Bringing Happiness

Resuming an incomplete thought….

“I guess my deeper question is, first, are gay communities deeply unhappy?  What causes happiness?  Are there fundamental, universal laws that dictate when happiness can be felt?”

I believe happiness is not based on words or definitions, it is based on actions—that there are universal laws that govern the things that bring us joy.  When I think of the things that bring me joy, my family and my relationship with heaven are paramount in my life.  I cannot imagine a life separated from the comfort and stability these forces bring to me.  When tragedy struck our family a year and a half ago, life laid me flat with a blow I never saw coming.  All I had was tried, and those two aspects of my life, heaven and family, became pillars that supported me.  They were strong and solid.  They kept my knees from buckling under until I could catch my breath and learn how to begin again.  Every one of us on this earth will go through the knockdown that I went through in one form or another.  It happens to all of us.  I don’t know the answers, but I do know that self pity, unchecked, scars the soul.   Selfless service, given with all your heart, is healing balm.  That is one truth I learned.  The other is that prayer brings relief.  Heaven brings the replenishing sun again when all you see is darkness and your flame is drawn and slight.

The gold of that excruciating experience is in the strength found from those principles.
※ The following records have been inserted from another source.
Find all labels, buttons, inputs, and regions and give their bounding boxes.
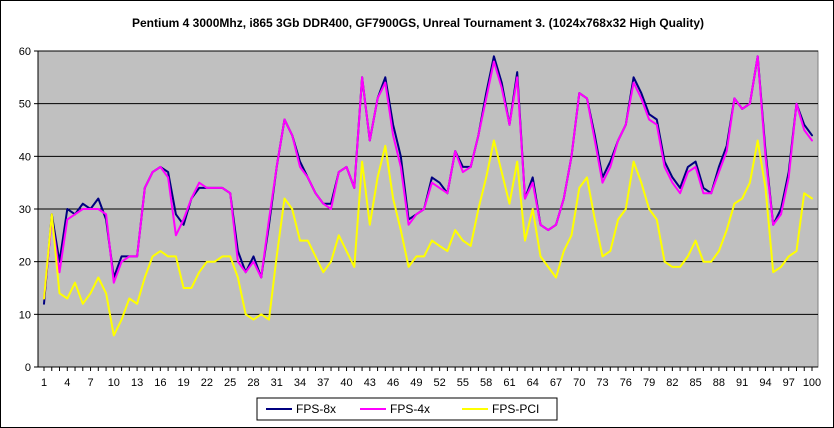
- x-tick-label: 70: [573, 377, 585, 389]
- legend-box: [256, 397, 558, 421]
- series-line-fps-4x: [43, 55, 813, 300]
- gridlines: [38, 50, 818, 315]
- x-tick-label: 28: [247, 377, 259, 389]
- x-tick-label: 61: [503, 377, 515, 389]
- x-tick-label: 34: [294, 377, 306, 389]
- x-tick-label: 58: [480, 377, 492, 389]
- x-tick-label: 16: [154, 377, 166, 389]
- x-tick-label: 31: [271, 377, 283, 389]
- y-tick-label: 20: [19, 257, 31, 269]
- x-tick-label: 88: [713, 377, 725, 389]
- x-tick-label: 73: [596, 377, 608, 389]
- x-tick-label: 4: [64, 377, 70, 389]
- x-tick-label: 13: [131, 377, 143, 389]
- y-tick-label: 10: [19, 309, 31, 321]
- x-tick-label: 85: [690, 377, 702, 389]
- x-tick-label: 97: [783, 377, 795, 389]
- x-tick-label: 40: [340, 377, 352, 389]
- x-tick-label: 7: [87, 377, 93, 389]
- x-tick-label: 19: [178, 377, 190, 389]
- x-tick-label: 94: [759, 377, 771, 389]
- y-tick-label: 40: [19, 151, 31, 163]
- y-tick-label: 0: [25, 362, 31, 374]
- legend-label: FPS-4x: [390, 402, 430, 416]
- legend: FPS-8x FPS-4x FPS-PCI: [256, 397, 558, 421]
- x-tick-label: 49: [410, 377, 422, 389]
- x-tick-label: 1: [41, 377, 47, 389]
- y-tick-label: 50: [19, 99, 31, 111]
- x-tick-label: 52: [434, 377, 446, 389]
- x-tick-label: 91: [736, 377, 748, 389]
- legend-label: FPS-PCI: [492, 402, 539, 416]
- x-tick-label: 64: [527, 377, 539, 389]
- axes: 0 10 20 30 40 50 60 1 4 7 10 13 16 19 22 25 28 31 34 37 40 43…: [19, 46, 821, 389]
- y-tick-label: 60: [19, 46, 31, 58]
- x-tick-label: 46: [387, 377, 399, 389]
- x-tick-label: 22: [201, 377, 213, 389]
- x-tick-label: 76: [620, 377, 632, 389]
- x-tick-label: 82: [666, 377, 678, 389]
- x-tick-label: 37: [317, 377, 329, 389]
- series-lines: [43, 55, 813, 337]
- series-line-fps-pci: [43, 139, 813, 337]
- x-tick-label: 43: [364, 377, 376, 389]
- x-tick-label: 55: [457, 377, 469, 389]
- x-tick-label: 25: [224, 377, 236, 389]
- x-tick-label: 79: [643, 377, 655, 389]
- x-tick-label: 67: [550, 377, 562, 389]
- y-tick-label: 30: [19, 204, 31, 216]
- legend-label: FPS-8x: [296, 402, 336, 416]
- chart-title: Pentium 4 3000Mhz, i865 3Gb DDR400, GF79…: [132, 16, 704, 30]
- x-tick-label: 100: [803, 377, 821, 389]
- x-tick-label: 10: [108, 377, 120, 389]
There is a part of the human soul that searches for truth and meaning.  There are universal truths.  The search is life’s challenge, and truth it’s treasure.

“What we obtain too cheap, we esteem too lightly. Heaven knows how to put a proper price upon its goods…”  –Thomas Paine



  1. sherrieh said,

    October 12, 2008 at 9:31 am

    As human beings we all are given the same emotions. Gay communities are no different from other communities in that regard. Some choose to be happy and others choose to be the polar opposite. I have a gay cousin and quite a few gay friends. They choose to be happy most of the time.
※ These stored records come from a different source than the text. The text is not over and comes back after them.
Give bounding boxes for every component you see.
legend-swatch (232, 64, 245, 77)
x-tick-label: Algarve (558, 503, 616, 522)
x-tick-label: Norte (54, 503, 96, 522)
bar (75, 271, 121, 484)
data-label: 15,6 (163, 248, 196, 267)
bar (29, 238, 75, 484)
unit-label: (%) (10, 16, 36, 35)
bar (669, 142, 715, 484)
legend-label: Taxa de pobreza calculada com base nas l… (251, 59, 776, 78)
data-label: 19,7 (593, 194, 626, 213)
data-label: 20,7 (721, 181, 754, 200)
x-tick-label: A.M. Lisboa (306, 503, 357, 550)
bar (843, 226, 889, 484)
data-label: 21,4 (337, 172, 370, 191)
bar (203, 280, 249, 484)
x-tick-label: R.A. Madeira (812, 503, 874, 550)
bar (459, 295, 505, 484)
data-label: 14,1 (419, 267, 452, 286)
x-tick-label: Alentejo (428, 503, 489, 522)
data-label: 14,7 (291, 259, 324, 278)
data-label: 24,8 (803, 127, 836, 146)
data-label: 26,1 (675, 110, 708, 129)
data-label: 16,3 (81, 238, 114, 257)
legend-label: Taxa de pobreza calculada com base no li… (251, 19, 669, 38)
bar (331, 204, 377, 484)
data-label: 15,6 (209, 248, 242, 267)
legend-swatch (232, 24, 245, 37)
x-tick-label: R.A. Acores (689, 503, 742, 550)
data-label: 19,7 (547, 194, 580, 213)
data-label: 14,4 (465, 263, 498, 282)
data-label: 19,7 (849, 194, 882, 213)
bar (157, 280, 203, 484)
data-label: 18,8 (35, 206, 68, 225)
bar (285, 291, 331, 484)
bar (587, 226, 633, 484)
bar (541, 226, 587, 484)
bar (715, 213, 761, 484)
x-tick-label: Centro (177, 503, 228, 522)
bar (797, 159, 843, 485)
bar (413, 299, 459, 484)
    Honey, happiness is truly a choice. We choose how we see the situation. Do we lament about it or look for the good in it? Truly it is often only when we are faced with severe trials and tribulations in our lives that we find out at the fundamental gut level who in our family we can rely on, who among our friends can we rely on. Most important to me, is how deep is our faith. People will let us down. God, Creator, or higher power, by whatever name we call her/him, is always there for us.

    Often happiness and joy comes with finding pleasure in the simple things in life. I’ll be writing about that later today in my blog at You have inspired me to write about that as a Universal Truth. Angel blessing sto you!

  2. beetlebabee said,

    October 12, 2008 at 11:45 pm

    “Gay communities are no different from other communities in that regard. Some choose to be happy and others choose to be the polar opposite. I have a gay cousin and quite a few gay friends. They choose to be happy most of the time.”

    I think this is true. Why then is there so much waiting, pining, and even anger at society? Why is happiness put off by these groups? Why the widespread argument that changing the definition will finally bring the ever elusive happiness? Human nature? Culture of victimism? Always looking for something and never feeling satisfied with what you’ve got? Guilt?

    Kind of wrapped up in this is another question I have, Why does the gay community identify so strongly with the sexual persuasion aspect of themselves? I have never marched in a parade celebrating my sexual preference. I wonder if the tendency to identify overmuch with this one aspect of their characters magnifies the unhappiness factor.

    If happiness is purely chosen, then everyone should be happy.

  3. sherrieh said,

    October 13, 2008 at 1:12 pm

    I can’t answer for people who are gay. But I can answer part of your questions since I worked much of my professional life with Special Needs teens who are so different from other kids in the school. They were so focussed on how they were different that they seldom looked at how they were the same as others. I believe for many of the gay teens I have worked with, as well as the gay people I know, they hid themselves and who they fundamentally are for so much of their lives. It is quite normal to get excited when you are part of a group who accepts you as you are. Hence, the Gay Pride parades. Most gay adults whom I know and who are in established relationships are the same as any other couple and do not engage in flaunting their sexual preference. For many it is a relief that family and friends accept them just as they are. I suspect that the ones who flaunt are so unhappy with what they have had to endure that they virtually thumb their collective noses at the society that won’t allow them to simply be themselves.

    In my family I helped one of my cousins come out of the closet after 40 years of being very unhappy. He even lived in another country far away from his family so they wouldn’t find out because he feared their condemnation. Once he came out, and once our family collectively accepted him, he and his partner returned to our country and are very happily married. How sad that he had to live 40 years of his life in hiding.

    I’m very grateful to the 14 year old teen who taught me what he had been through with his family from the age of 6 when he knew he was different and more female than male. That young man helped turn me from a homophobic to a human being who sincerely cared about other human beings. I was his principal and his counselor. However, I’m sure I learned far more from him than he ever learned from me. God gives us the gift of those people in our paths to enrich our lives and to open our hearts to how we are alike as humans. Blessings to you!

  4. Woman on the Street said,

    November 13, 2008 at 5:02 pm

    These are all excellent points. I’m glad that I found this blog!